As the nation moved into the twenty-first century, globalization has played an important role in the US economy. Directions: Please complete a journal entry based on the following statements: Explain why economic connections and interdependence with other countries has become important. What are some examples of how the US economy relies on other nations?

OpenStudy (anonymous):

Globalization has its pros and cons. On one hand, it ideally wants to open up trade among nations to accelerate economic growth through opportunities in engaging the rest of the world like one big global marketplace. What you can get in Los Angeles should be easily available thousands of miles away in India, Japan, or Kenya without restrictions. On the negative side, I guess one of the things you can look at is how globalization has also accelerated the outsourcing of manufacturing jobs as corporations seek to shave the costs associated with making products. There's a reason why a lot of things are made in places like Mexico and China -- cheap labor.

OpenStudy (anonymous):

That's not negative if you're a Mexican or Chinese worker, Cap.

OpenStudy (anonymous):

I beg to differ. NAFTA zones are notoriously rife with problems such as the drug cartels that have moved in to exploit the better paid workers and managers not to mention the lax environmental standards in both countries. The families of those that have committed suicide at Foxconn plants in China might also not see it as a positive along with the environmental disaster turning villages into dumping grounds for the rest of the First World's CRTs and circuit boards. Though the well off in those countries might not regard it as a negative since they are enjoying the business opportunities globalization has given them, those that slave to support our need for cheap stuff might disagree.

OpenStudy (anonymous):

Oh nonsense. If people did not absolutely hunger for those jobs, they wouldn't take them. It may certainly be a drag working at a Foxconn plant, grinding conditions for miserable pay -- if your comparison is working at a Starbucks in the Bay Area or interning for the Deutsche Bank between your Wanderjahr and B-school: http://www.quickmeme.com/First-World-Problems/ But if your comparison is slow starvation and regular beatings in the Chinese countryside, it's a sweet sweet opportunity. That's why those jobs are enormously popular with the people who take them -- because they are far better than what else is available. Do keep in mind that your use of the word "slave" here is entirely rhetorical hyperbole.
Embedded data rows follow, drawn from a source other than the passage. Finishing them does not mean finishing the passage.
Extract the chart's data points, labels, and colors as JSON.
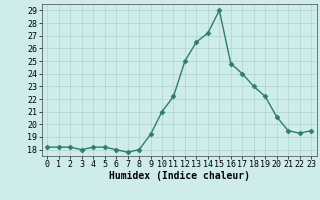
{
  "x": [
    0,
    1,
    2,
    3,
    4,
    5,
    6,
    7,
    8,
    9,
    10,
    11,
    12,
    13,
    14,
    15,
    16,
    17,
    18,
    19,
    20,
    21,
    22,
    23
  ],
  "y": [
    18.2,
    18.2,
    18.2,
    18.0,
    18.2,
    18.2,
    18.0,
    17.8,
    18.0,
    19.2,
    21.0,
    22.2,
    25.0,
    26.5,
    27.2,
    29.0,
    24.8,
    24.0,
    23.0,
    22.2,
    20.6,
    19.5,
    19.3,
    19.5
  ],
  "line_color": "#2e7d6e",
  "marker": "D",
  "marker_size": 2.5,
  "bg_color": "#ceecea",
  "grid_color": "#b0d4d0",
  "xlabel": "Humidex (Indice chaleur)",
  "xlim": [
    -0.5,
    23.5
  ],
  "ylim": [
    17.5,
    29.5
  ],
  "yticks": [
    18,
    19,
    20,
    21,
    22,
    23,
    24,
    25,
    26,
    27,
    28,
    29
  ],
  "xticks": [
    0,
    1,
    2,
    3,
    4,
    5,
    6,
    7,
    8,
    9,
    10,
    11,
    12,
    13,
    14,
    15,
    16,
    17,
    18,
    19,
    20,
    21,
    22,
    23
  ],
  "xlabel_fontsize": 7,
  "tick_fontsize": 6,
  "line_width": 1.0
}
In fact, nobody has to force people to take those jobs -- they fight to get them and keep them. That tells you all you need to know about what their other opportunities look like -- the only opportunities they'd have if barriers to trade kept those "slave" jobs from appearing at all. You can certainly imagine that they could be even better jobs -- but the route to that happy world is still freer markets, such that (for example), Indochinese, South Korean, and Indian consumers spend so much on smartphones assembled in China that some clever Chinese entrepreneur realizes he can double the offered wages, steal all the best workers from Apple's contractors, and still undercut Apple's retail prices in those countries. Great wages come from strong competition for labor by profitable companies, and the more competition -- the lower trade barriers are -- the better it is for labor. I mean, the idea that working conditions for Chinese laborers will be *improved* if the number of companies competing to hire them is *reduced* defies common sense, let alone the past half century of economics. I have no idea what you mean by drug cartels moving into NAFTA areas, but that sounds silly. Smuggling 100kg bricks of cocaine into the United States from Mexico is extremely illegal, and if you're caught you can expect a 20-year stretch in Quentin, assuming the DEA agents don't just shoot you in the field. I hardly see how the elimination of tariffs sponsored by NAFTA changes the economics of drug smuggling.